La détermination des Tartares de Crimée pour se reconstruire une vie digne, malgré les obstacles, a heureusement pris le dessus. Ils représentent aujourd’hui 12% de la population de la péninsule.
A Seyastyanovka, en constituant un conseil communautaire, les Tartares ont jeté les bases d’une cohabitation pacifique. Et, parmi les projets qu’ils ont élaborés, le système d’approvisionnement en eau potable pour tout le village a également servi de terrain d’entente entre les deux groupes.
De grandes choses avec peu
Le financement du projet, assuré par le CIDP et la Confédération suisse, a donc permis aux Russes et aux Tartares d’œuvrer coude à coude à la réalisation d’un premier système hydrique efficace dans la région.

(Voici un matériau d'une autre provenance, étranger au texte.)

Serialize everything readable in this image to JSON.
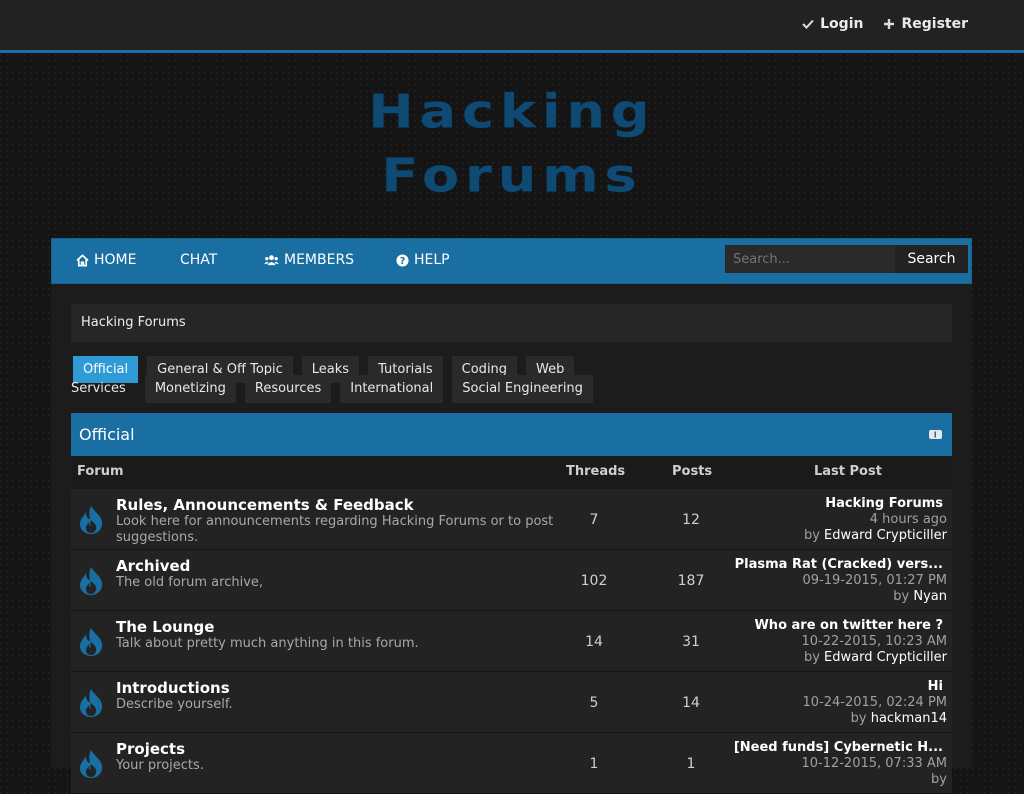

«Nous devions gérer ensemble l’infrastructure» explique Monsur Huetov. «Le climat s’est donc détendu et les relations sociales se sont améliorées.» Le responsable national du CIDP ajoute que l’efficacité de l’installation a également permis d’approvisionner le village voisin de Samohvalovo.
La communauté a participé activement à tout le processus, depuis la pose des conduites jusqu’à l’établissement des prix et la manutention. Une tâche qui a responsabilisé tous les habitants du bourg.

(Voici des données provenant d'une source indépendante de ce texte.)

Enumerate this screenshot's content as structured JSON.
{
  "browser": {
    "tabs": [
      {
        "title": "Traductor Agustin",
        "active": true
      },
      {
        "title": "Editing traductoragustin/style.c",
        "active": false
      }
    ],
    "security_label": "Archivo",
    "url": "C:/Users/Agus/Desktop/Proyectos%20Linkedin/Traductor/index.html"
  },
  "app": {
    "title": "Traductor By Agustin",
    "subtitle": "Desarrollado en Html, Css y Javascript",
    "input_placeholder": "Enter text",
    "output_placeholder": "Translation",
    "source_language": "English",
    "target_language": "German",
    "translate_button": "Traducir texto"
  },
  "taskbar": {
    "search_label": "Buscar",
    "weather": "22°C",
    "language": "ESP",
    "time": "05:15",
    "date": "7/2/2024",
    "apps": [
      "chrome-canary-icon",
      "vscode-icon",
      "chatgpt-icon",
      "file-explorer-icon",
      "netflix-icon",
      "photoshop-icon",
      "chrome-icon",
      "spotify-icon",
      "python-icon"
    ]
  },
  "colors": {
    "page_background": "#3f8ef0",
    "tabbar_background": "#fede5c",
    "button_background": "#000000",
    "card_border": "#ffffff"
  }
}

Par ailleurs, la contribution versée par les familles qui bénéficient du système de distribution de l’eau, soit 50 centimes par mois, permet au village de disposer d’un fond propre. Un petit capital capable de résoudre bien des problèmes: «L’eau coule goutte à goutte, mais chaque goutte peut former un océan», déclare Kamysheva Takize, députée du village, la tête recouverte d’un voile blanc.
Le rêve d’Osman
Lorsqu’on parcourt les rues du village, on remarque effectivement que l’eau a fait des miracles: les jardins arides d’antan sont devenus des potagers verdoyants et des vergers colorés.
Aujourd’hui le rêve d’Osman qui, entre-temps, a émigré à Simferopol, le chef-lieu de la péninsule, a basculé. Avec sa famille, il espère un jour ou l’autre rentrer dans son village, où la qualité de vie est désormais meilleure qu’en ville.

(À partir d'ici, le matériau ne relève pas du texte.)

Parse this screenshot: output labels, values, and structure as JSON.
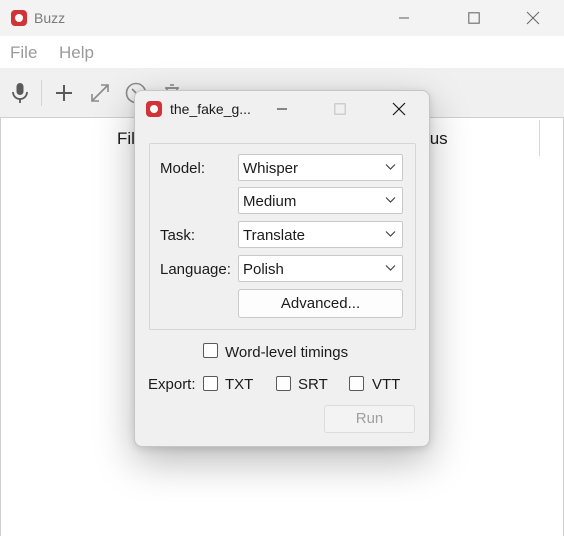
{
  "main_window": {
    "title": "Buzz",
    "menu": [
      {
        "label": "File"
      },
      {
        "label": "Help"
      }
    ],
    "table": {
      "columns": [
        {
          "label": "Fil"
        },
        {
          "label": "tus"
        }
      ]
    }
  },
  "dialog": {
    "title": "the_fake_g...",
    "model_label": "Model:",
    "model_value": "Whisper",
    "model_size_value": "Medium",
    "task_label": "Task:",
    "task_value": "Translate",
    "language_label": "Language:",
    "language_value": "Polish",
    "advanced_label": "Advanced...",
    "word_level_label": "Word-level timings",
    "export_label": "Export:",
    "export_options": [
      {
        "label": "TXT",
        "checked": false
      },
      {
        "label": "SRT",
        "checked": false
      },
      {
        "label": "VTT",
        "checked": false
      }
    ],
    "run_label": "Run"
  },
  "colors": {
    "app_icon": "#d13438",
    "titlebar_bg": "#f3f3f3",
    "toolbar_bg": "#f0f0f0",
    "dialog_bg": "#f0f0f0",
    "disabled_text": "#a0a0a0"
  },
  "icons": {
    "toolbar": [
      "microphone-icon",
      "plus-icon",
      "expand-icon",
      "cancel-icon",
      "trash-icon"
    ]
  }
}
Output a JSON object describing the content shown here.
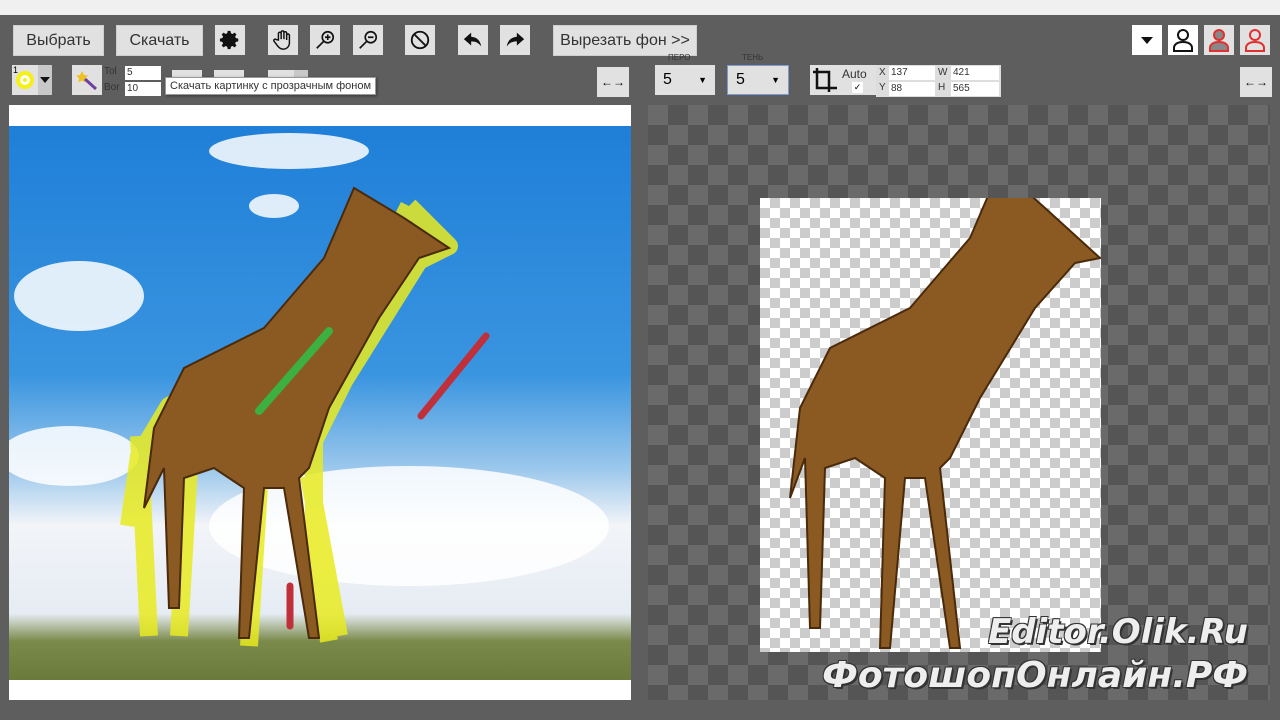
{
  "toolbar": {
    "select_label": "Выбрать",
    "download_label": "Скачать",
    "cut_bg_label": "Вырезать фон >>",
    "download_tooltip": "Скачать картинку с прозрачным фоном"
  },
  "tools": {
    "brush_number": "1",
    "tol_label": "Tol",
    "tol_value": "5",
    "bor_label": "Bor",
    "bor_value": "10",
    "pen_label": "ПЕРО",
    "pen_value": "5",
    "shadow_label": "ТЕНЬ",
    "shadow_value": "5",
    "auto_label": "Auto",
    "crop": {
      "x_label": "X",
      "x": "137",
      "y_label": "Y",
      "y": "88",
      "w_label": "W",
      "w": "421",
      "h_label": "H",
      "h": "565"
    }
  },
  "colors": {
    "brush_yellow": "#f5ef1a",
    "keep_green": "#22b14c",
    "remove_red": "#e02020",
    "user_red": "#e03030"
  },
  "watermark": {
    "line1": "Editor.Olik.Ru",
    "line2": "ФотошопОнлайн.РФ"
  }
}
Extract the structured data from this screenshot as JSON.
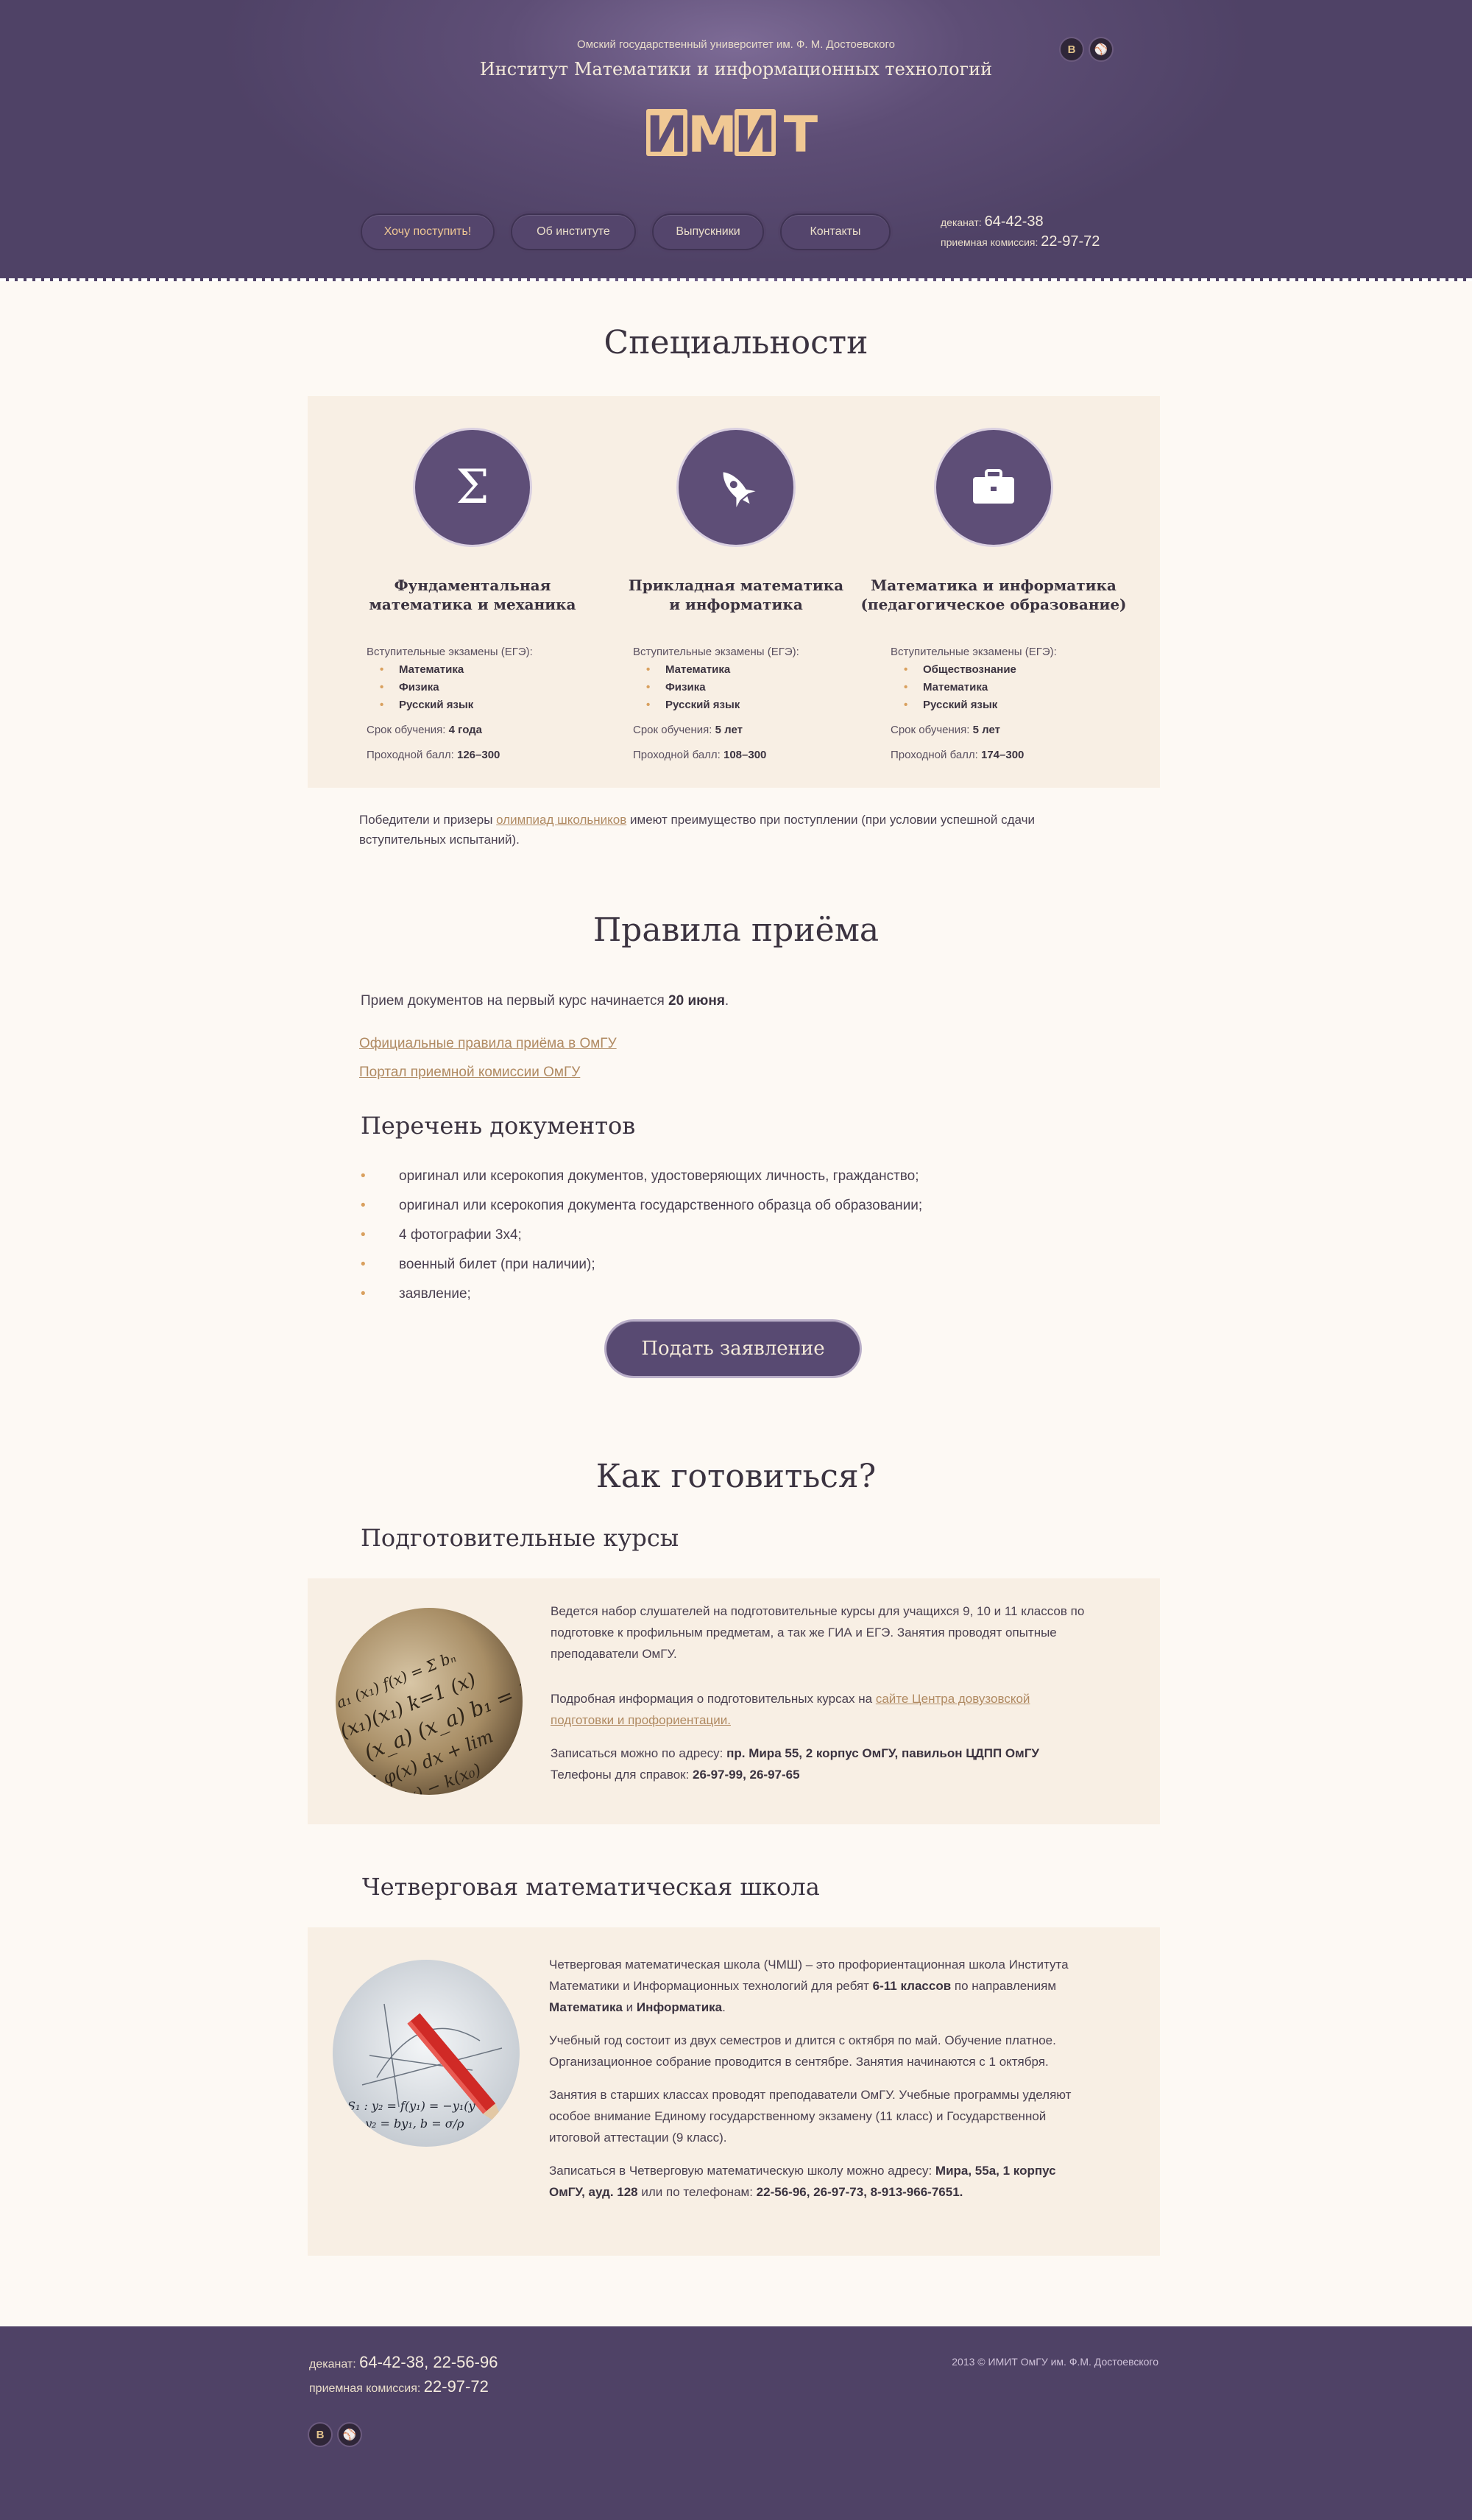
{
  "header": {
    "university": "Омский государственный университет им. Ф. М. Достоевского",
    "institute": "Институт Математики и информационных технологий",
    "logo": "ИМИТ",
    "social": [
      "В",
      "⚾"
    ],
    "nav": [
      "Хочу поступить!",
      "Об институте",
      "Выпускники",
      "Контакты"
    ],
    "phones": [
      {
        "label": "деканат:",
        "number": "64-42-38"
      },
      {
        "label": "приемная комиссия:",
        "number": "22-97-72"
      }
    ]
  },
  "specialties": {
    "title": "Специальности",
    "items": [
      {
        "icon": "Σ",
        "title_line1": "Фундаментальная",
        "title_line2": "математика и механика",
        "exams_label": "Вступительные экзамены (ЕГЭ):",
        "exams": [
          "Математика",
          "Физика",
          "Русский язык"
        ],
        "duration_label": "Срок обучения:",
        "duration": "4 года",
        "score_label": "Проходной балл:",
        "score": "126–300"
      },
      {
        "icon": "rocket",
        "title_line1": "Прикладная математика",
        "title_line2": "и информатика",
        "exams_label": "Вступительные экзамены (ЕГЭ):",
        "exams": [
          "Математика",
          "Физика",
          "Русский язык"
        ],
        "duration_label": "Срок обучения:",
        "duration": "5 лет",
        "score_label": "Проходной балл:",
        "score": "108–300"
      },
      {
        "icon": "briefcase",
        "title_line1": "Математика и информатика",
        "title_line2": "(педагогическое образование)",
        "exams_label": "Вступительные экзамены (ЕГЭ):",
        "exams": [
          "Обществознание",
          "Математика",
          "Русский язык"
        ],
        "duration_label": "Срок обучения:",
        "duration": "5 лет",
        "score_label": "Проходной балл:",
        "score": "174–300"
      }
    ],
    "note_before": "Победители и призеры ",
    "note_link": "олимпиад школьников",
    "note_after": " имеют преимущество при поступлении (при условии успешной сдачи",
    "note_line2": "вступительных испытаний)."
  },
  "rules": {
    "title": "Правила приёма",
    "start_text": "Прием документов на первый курс начинается ",
    "start_date": "20 июня",
    "links": [
      "Официальные правила приёма в ОмГУ",
      "Портал приемной комиссии ОмГУ"
    ],
    "docs_title": "Перечень документов",
    "docs": [
      "оригинал или ксерокопия документов, удостоверяющих личность, гражданство;",
      "оригинал или ксерокопия документа государственного образца об образовании;",
      "4 фотографии 3х4;",
      "военный билет (при наличии);",
      "заявление;"
    ],
    "apply_button": "Подать заявление"
  },
  "prepare": {
    "title": "Как готовиться?",
    "courses": {
      "title": "Подготовительные курсы",
      "p1": [
        "Ведется набор слушателей на подготовительные курсы для учащихся 9, 10 и 11 классов по",
        "подготовке к профильным предметам,  а так же ГИА и ЕГЭ.  Занятия проводят опытные",
        "преподаватели ОмГУ."
      ],
      "p2_text": "Подробная информация о подготовительных курсах на ",
      "p2_link1": "сайте Центра довузовской",
      "p2_link2": "подготовки и профориентации.",
      "addr_label": "Записаться можно по адресу: ",
      "addr": "пр. Мира 55, 2 корпус ОмГУ, павильон ЦДПП ОмГУ",
      "tel_label": "Телефоны для справок:  ",
      "tel": "26-97-99, 26-97-65"
    },
    "school": {
      "title": "Четверговая математическая школа",
      "p1_a": "Четверговая математическая школа (ЧМШ) – это профориентационная школа Института",
      "p1_b": "Математики и Информационных технологий для ребят ",
      "p1_bold": "6-11 классов",
      "p1_c": " по направлениям",
      "p1_d1": "Математика",
      "p1_and": " и ",
      "p1_d2": "Информатика",
      "p2": [
        "Учебный год состоит из двух семестров и длится  с октября по май. Обучение платное.",
        "Организационное собрание проводится в сентябре. Занятия начинаются с 1 октября."
      ],
      "p3": [
        "Занятия в старших классах проводят преподаватели ОмГУ. Учебные программы уделяют",
        "особое внимание Единому государственному экзамену (11 класс) и Государственной",
        "итоговой аттестации (9 класс)."
      ],
      "p4_a": "Записаться в Четверговую математическую школу можно адресу: ",
      "p4_addr1": "Мира, 55а, 1 корпус",
      "p4_addr2": "ОмГУ, ауд. 128",
      "p4_b": " или по телефонам: ",
      "p4_tel": "22-56-96, 26-97-73, 8-913-966-7651.",
      "formula1": "S₁ :  y₂ = f(y₁) = −y₁(y",
      "formula2": "y₂ = by₁,  b = σ/ρ"
    }
  },
  "footer": {
    "phones": [
      {
        "label": "деканат:",
        "number": "64-42-38, 22-56-96"
      },
      {
        "label": "приемная комиссия:",
        "number": "22-97-72"
      }
    ],
    "copyright": "2013 © ИМИТ ОмГУ им. Ф.М. Достоевского",
    "social": [
      "В",
      "⚾"
    ]
  },
  "colors": {
    "header_bg": "#5e4e76",
    "accent": "#d9a05e",
    "link": "#b08a62",
    "panel_bg": "#f8efe4",
    "page_bg": "#fdf9f4"
  }
}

swissinfo, Luigi Jorio à Sevastyanovka, Crimée
(Traduction et adaptation de l’italien: Gemma d’Urso)
Sur une superficie de 26’000 km2, la République autonome de Crimée compte environ deux millions de personnes appartenant à 125 ethnies différentes.
Les trois groupes principaux sont les Russes (58%), les Ukrainiens (24%) et les Tartares (12%).
Depuis 1989, 260’000 personnes déportées par Staline au lendemain de la 2ème guerre mondiale
sont rentrées en Crimée. Il s’agissait pour la plupart de Tartares.
260’000 autres personnes environ se trouvent encore dans les territoires d’Asie centrale.
Les Tartares de Crimée vivent surtout de l’agriculture.
A l’époque des déportations ordonnées par Staline, ils ont dû vivre en exil dans les zones urbaines d’Asie centrale.
Durant cet exil forcé, les terres qui leur appartenaient en Crimée (en particulier sur les rives de la Mer noire) ont été illégalement occupées par des familles d’origine russe.
A leur retour dans leur patrie, les Tartares ont été placés par l’Etat dans des zones arides où ils n’avaient accès à aucun bien élémentaire comme l’eau, l’électricité ou le gaz.